The Bears used the first-round pick on Thieneman after watching Jaquan Brisker and Kevin Byard exit the secondary this offseason, leaving defensive coordinator Dennis Allen and defensive backs coach Al Harris with starting spots to rebuild from scratch.
Pairing the rookie with free agent addition Coby Bryant gives Chicago a versatile back end, since both defenders can rotate between strong and free safety depending on the call. On offense, Monangai is positioned as the long-term answer behind D'Andre Swift, who enters a contract year with no guarantee of a Chicago return in 2027.
The Rutgers product finished his rookie campaign with 783 rushing yards, third among all first-year backs, and five touchdowns. His 4.6 yards per carry ranked second among rookies with 150-plus carries.

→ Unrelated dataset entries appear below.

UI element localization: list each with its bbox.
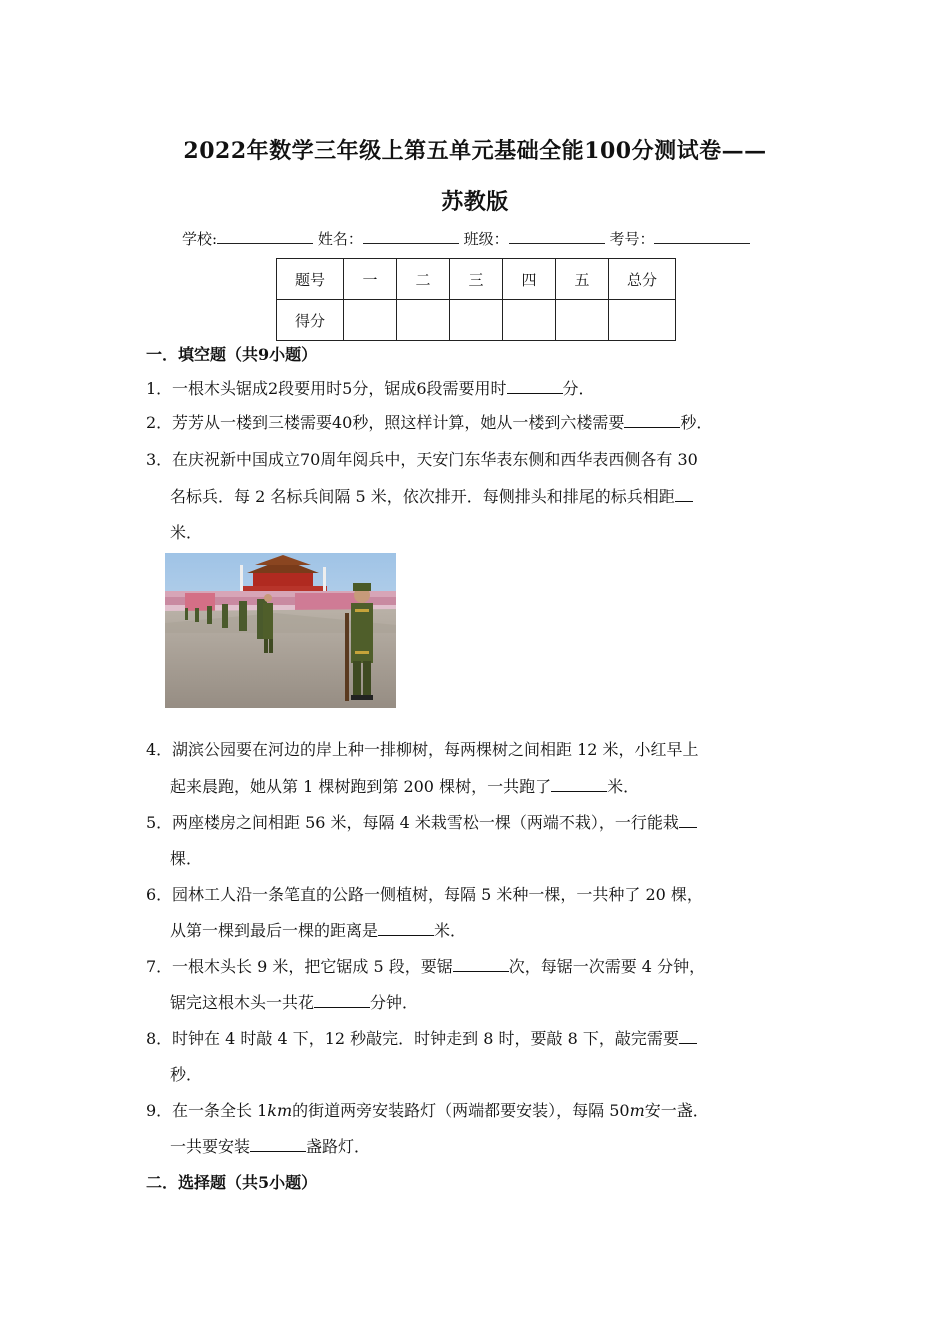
unit-m: m (629, 1101, 645, 1120)
question-number: 4． (146, 740, 173, 759)
answer-blank[interactable] (507, 375, 563, 394)
question-number: 7． (146, 957, 173, 976)
question-text: 次，每锯一次需要 4 分钟， (508, 957, 706, 976)
question-1 (146, 370, 595, 407)
score-cell[interactable] (556, 300, 609, 341)
question-text: 园林工人沿一条笔直的公路一侧植树，每隔 5 米种一棵，一共种了 20 棵， (172, 885, 703, 904)
question-5-line2: 棵． (170, 849, 203, 868)
answer-blank[interactable] (679, 809, 697, 828)
question-number: 5． (146, 813, 173, 832)
answer-blank[interactable] (250, 1133, 306, 1152)
score-header-cell: 题号 (277, 259, 344, 300)
question-9 (146, 1092, 709, 1129)
question-7-line2 (170, 984, 418, 1021)
question-text: 起来晨跑，她从第 1 棵树跑到第 200 棵树，一共跑了 (170, 777, 552, 796)
answer-blank[interactable] (624, 409, 680, 428)
question-7 (146, 948, 705, 985)
score-header-cell: 五 (556, 259, 609, 300)
question-text: 一根木头长 9 米，把它锯成 5 段，要锯 (172, 957, 453, 976)
parade-photo (165, 553, 396, 708)
question-number: 8． (146, 1029, 173, 1048)
score-row-label: 得分 (277, 300, 344, 341)
score-cell[interactable] (397, 300, 450, 341)
question-9-line2 (170, 1128, 370, 1165)
question-4 (146, 731, 699, 768)
class-blank[interactable] (509, 229, 605, 244)
answer-blank[interactable] (453, 953, 509, 972)
question-text: 分钟． (370, 993, 419, 1012)
question-text: 安一盏． (644, 1101, 709, 1120)
question-8 (146, 1020, 697, 1057)
score-cell[interactable] (344, 300, 397, 341)
question-text: 在一条全长 1 (172, 1101, 268, 1120)
school-blank[interactable] (217, 229, 313, 244)
question-text: 两座楼房之间相距 56 米，每隔 4 米栽雪松一棵（两端不栽），一行能栽 (172, 813, 679, 832)
answer-blank[interactable] (378, 917, 434, 936)
exam-title-line2: 苏教版 (441, 189, 509, 215)
question-text: 一根木头锯成2段要用时5分，锯成6段需要用时 (172, 379, 507, 398)
question-number: 6． (146, 885, 173, 904)
score-header-cell: 三 (450, 259, 503, 300)
question-text: 秒． (680, 413, 713, 432)
question-3-line3: 米． (170, 523, 203, 542)
question-text: 从第一棵到最后一棵的距离是 (170, 921, 379, 940)
student-info-line (182, 228, 750, 249)
answer-blank[interactable] (679, 1025, 697, 1044)
question-text: 芳芳从一楼到三楼需要40秒，照这样计算，她从一楼到六楼需要 (172, 413, 625, 432)
question-text: 在庆祝新中国成立70周年阅兵中，天安门东华表东侧和西华表西侧各有 30 (172, 450, 698, 469)
score-header-cell: 二 (397, 259, 450, 300)
name-label: 姓名： (317, 230, 363, 248)
unit-km: km (267, 1101, 293, 1120)
answer-blank[interactable] (675, 483, 693, 502)
question-text: 锯完这根木头一共花 (170, 993, 315, 1012)
question-text: 时钟在 4 时敲 4 下，12 秒敲完．时钟走到 8 时，要敲 8 下，敲完需要 (172, 1029, 679, 1048)
question-number: 3． (146, 450, 173, 469)
question-text: 盏路灯． (306, 1137, 371, 1156)
question-text: 一共要安装 (170, 1137, 251, 1156)
score-cell[interactable] (503, 300, 556, 341)
question-text: 名标兵．每 2 名标兵间隔 5 米，依次排开．每侧排头和排尾的标兵相距 (170, 487, 675, 506)
question-number: 1． (146, 379, 173, 398)
section-fill-in-heading: 一．填空题（共9小题） (146, 345, 318, 364)
score-table (276, 258, 676, 341)
question-text: 湖滨公园要在河边的岸上种一排柳树，每两棵树之间相距 12 米，小红早上 (172, 740, 699, 759)
question-3-line2 (170, 478, 693, 515)
class-label: 班级： (463, 230, 509, 248)
score-header-cell: 四 (503, 259, 556, 300)
question-2 (146, 404, 712, 441)
exam-number-blank[interactable] (654, 229, 750, 244)
question-number: 9． (146, 1101, 173, 1120)
section-choice-heading: 二．选择题（共5小题） (146, 1173, 318, 1192)
score-table-header-row (277, 259, 676, 300)
question-text: 米． (434, 921, 467, 940)
score-cell[interactable] (609, 300, 676, 341)
school-label: 学校: (182, 230, 218, 248)
question-6-line2 (170, 912, 466, 949)
answer-blank[interactable] (551, 773, 607, 792)
answer-blank[interactable] (314, 989, 370, 1008)
exam-title-line1: 2022年数学三年级上第五单元基础全能100分测试卷—— (183, 138, 767, 164)
question-text: 的街道两旁安装路灯（两端都要安装），每隔 50 (292, 1101, 630, 1120)
question-number: 2． (146, 413, 173, 432)
score-cell[interactable] (450, 300, 503, 341)
question-6 (146, 876, 703, 913)
question-5 (146, 804, 697, 841)
question-text: 米． (607, 777, 640, 796)
question-8-line2: 秒． (170, 1065, 203, 1084)
parade-photo-illustration (165, 553, 396, 708)
question-3 (146, 441, 698, 478)
exam-number-label: 考号： (609, 230, 655, 248)
score-header-cell: 总分 (609, 259, 676, 300)
score-header-cell: 一 (344, 259, 397, 300)
score-table-score-row (277, 300, 676, 341)
name-blank[interactable] (363, 229, 459, 244)
question-4-line2 (170, 768, 639, 805)
question-text: 分． (562, 379, 595, 398)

How Thieneman and Monangai fit Chicago's 2026 blueprint
The tactical value of this pairing rests on something most coverage has overlooked: the financial flexibility it creates. By drafting Thieneman in the first round and developing Monangai from a Day 3 pick, Chicago avoids spending premium capital on a 2027 running back class that scouts already consider deep, while simultaneously locking down safety play on rookie wages.

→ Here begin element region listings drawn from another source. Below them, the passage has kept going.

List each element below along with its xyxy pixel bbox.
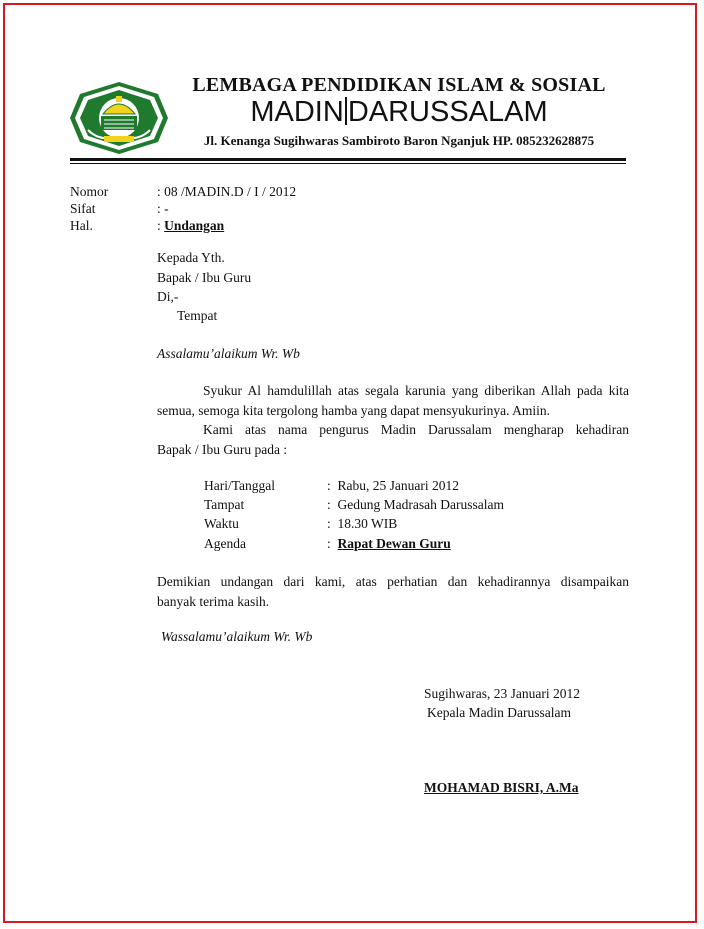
- recipient-line1: Kepada Yth.: [157, 250, 225, 265]
- detail-label-waktu: Waktu: [204, 516, 239, 531]
- body-p1-line2: semua, semoga kita tergolong hamba yang dapat mensyukurinya. Amiin.: [157, 402, 551, 418]
- detail-label-tempat: Tampat: [204, 497, 245, 512]
- signatory-name: MOHAMAD BISRI, A.Ma: [424, 780, 579, 795]
- closing-line1: Demikian undangan dari kami, atas perhatian dan kehadirannya disampaikan: [157, 574, 629, 589]
- opening-greeting: Assalamu’alaikum Wr. Wb: [157, 346, 300, 361]
- school-address: Jl. Kenanga Sugihwaras Sambiroto Baron Nganjuk HP. 085232628875: [203, 133, 595, 148]
- nomor-value: : 08 /MADIN.D / I / 2012: [157, 184, 297, 199]
- sifat-label: Sifat: [70, 201, 96, 216]
- hal-subject: Undangan: [164, 218, 225, 233]
- header-rule-thin: [70, 163, 626, 164]
- body-p1-line1: Syukur Al hamdulillah atas segala karunia yang diberikan Allah pada kita: [203, 383, 629, 398]
- body-paragraph-1: [157, 381, 629, 420]
- detail-value-waktu: : 18.30 WIB: [327, 516, 398, 531]
- detail-value-tempat: : Gedung Madrasah Darussalam: [327, 497, 504, 512]
- recipient-line2: Bapak / Ibu Guru: [157, 270, 252, 285]
- recipient-line3: Di,-: [157, 289, 179, 304]
- institution-logo: [68, 80, 170, 156]
- school-name-part1: MADIN: [250, 96, 344, 128]
- body-paragraph-2: [157, 420, 629, 459]
- sifat-value: : -: [157, 201, 169, 216]
- school-name-part2: DARUSSALAM: [347, 96, 548, 128]
- title-divider: [345, 97, 347, 125]
- body-p2-line2: Bapak / Ibu Guru pada :: [157, 441, 288, 457]
- nomor-label: Nomor: [70, 184, 109, 199]
- closing-greeting: Wassalamu’alaikum Wr. Wb: [161, 629, 313, 644]
- detail-value-hari: : Rabu, 25 Januari 2012: [327, 478, 459, 493]
- body-p2-line1: Kami atas nama pengurus Madin Darussalam mengharap kehadiran: [203, 422, 629, 437]
- header-rule-thick: [70, 158, 626, 161]
- detail-label-agenda: Agenda: [204, 536, 246, 551]
- closing-line2: banyak terima kasih.: [157, 593, 270, 609]
- hal-value: [157, 217, 224, 235]
- detail-value-agenda: : Rapat Dewan Guru: [327, 536, 451, 551]
- signature-place-date: Sugihwaras, 23 Januari 2012: [424, 686, 580, 701]
- closing-paragraph: [157, 572, 629, 611]
- recipient-line4: Tempat: [177, 308, 218, 323]
- organization-name: LEMBAGA PENDIDIKAN ISLAM & SOSIAL: [192, 74, 606, 96]
- hal-colon: :: [157, 218, 161, 233]
- detail-label-hari: Hari/Tanggal: [204, 478, 276, 493]
- hal-label: Hal.: [70, 218, 93, 233]
- school-name: [175, 96, 623, 129]
- signature-position: Kepala Madin Darussalam: [427, 705, 571, 720]
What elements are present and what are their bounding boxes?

That dual saving lets the front office direct future cap room toward the trenches or wide receiver, where the DJ Moore trade and Drew Dalman's retirement opened questions that Garrett Bradbury alone cannot answer. Thieneman, for his part, sounds aware of the workload ahead.
"I mean just more in the backhand," he said about his expected role. "They want me to know both positions. So just know all of the DB positions, but as of right now, I'm playing some strong safety, but still understanding what the free safety is doing."
That versatility matters because Chicago's defense led the NFL in takeaways last season, a number harder to repeat without interchangeable defenders behind the front seven.
Together, Thieneman and Monangai represent a layered bet by general manager and head coach Ben Johnson's staff, one that addresses immediate holes while building cost-controlled depth for a 2027 window. With OTAs about to open, both players step into roles that could quietly define how far Chicago climbs this season.